I don’t want to give the impression that I am just beating-up on Jeff Immelt and GE. There are many others companies which have promised the moon in this context. The whole world is hooked on the big data/AI meme. But when you hear an oil CEO citing a geophysical processing center as an example of AI/big data, you know that something has gone wrong in the Chinese whispers that emanate from the consultants, through the IT department and into the boardroom.

Another checkpoint in my evaluation of the bigness of big data came from a remark I caught at the 2017 EU Spire conference on the future of plant operations made by BASF’s head of R&D, Achim Stammer who opined that, ‘in the process industry, I would say that we do not have big data.’

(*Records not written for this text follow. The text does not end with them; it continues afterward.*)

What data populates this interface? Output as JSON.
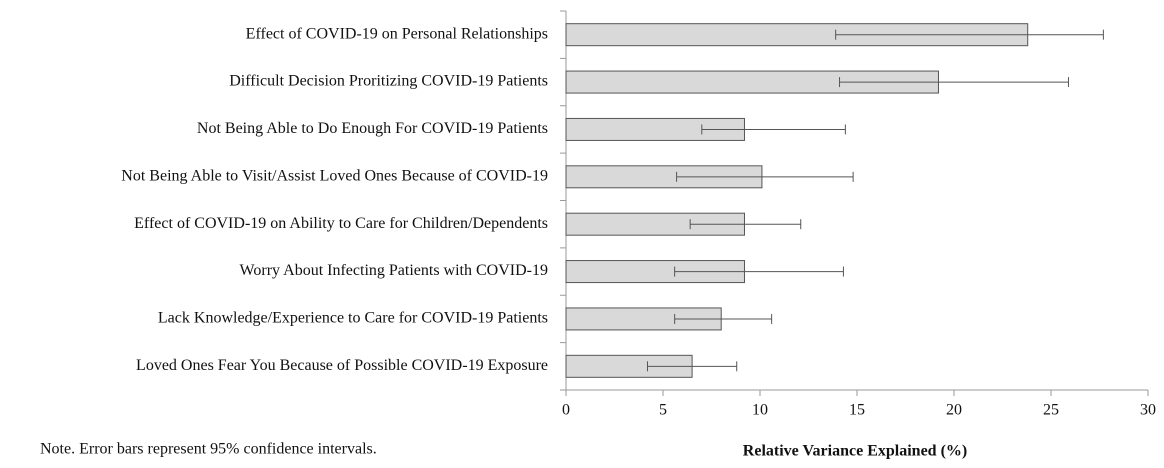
{
  "chart_data": {
    "type": "bar",
    "orientation": "horizontal",
    "categories": [
      "Effect of COVID-19 on Personal Relationships",
      "Difficult Decision Proritizing COVID-19 Patients",
      "Not Being Able to Do Enough For COVID-19 Patients",
      "Not Being Able to Visit/Assist Loved Ones Because of COVID-19",
      "Effect of COVID-19 on Ability to Care for Children/Dependents",
      "Worry About Infecting Patients with COVID-19",
      "Lack Knowledge/Experience to Care for COVID-19 Patients",
      "Loved Ones Fear You Because of Possible COVID-19 Exposure"
    ],
    "values": [
      23.8,
      19.2,
      9.2,
      10.1,
      9.2,
      9.2,
      8.0,
      6.5
    ],
    "ci_low": [
      13.9,
      14.1,
      7.0,
      5.7,
      6.4,
      5.6,
      5.6,
      4.2
    ],
    "ci_high": [
      27.7,
      25.9,
      14.4,
      14.8,
      12.1,
      14.3,
      10.6,
      8.8
    ],
    "color": "#d9d9d9",
    "xlim": [
      0,
      30
    ],
    "xticks": [
      0,
      5,
      10,
      15,
      20,
      25,
      30
    ],
    "xlabel": "Relative Variance Explained (%)",
    "note": "Note. Error bars represent 95% confidence intervals."
  }
}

Of course, none of the above will stop ‘the media’ (Oil IT Journal included) from reporting on the excitement and hype that the big data/AI movement has brought. In this very issue we bring you an on-the-spot report from the Data science in energy event co-hosted earlier this year by France’s premier R&D establishments Inria and IFPen. There is indeed a lot going on in this space, as many researchers are enthusiastically developing away with the open source, big data tools. Elsewhere in this issue we report on multiple AI-related developments, in natural language processing, in AI-driven multiphase flow metering and on developments in DNV GL’s Veracity, a competing platform to GE’s Predix and on applications of Google’s TensorFlow. We also dutifully report on what I consider to be very improbable developments in the tulipomania that is blockchain. Just remember, as the Romans had it, caveat emptor!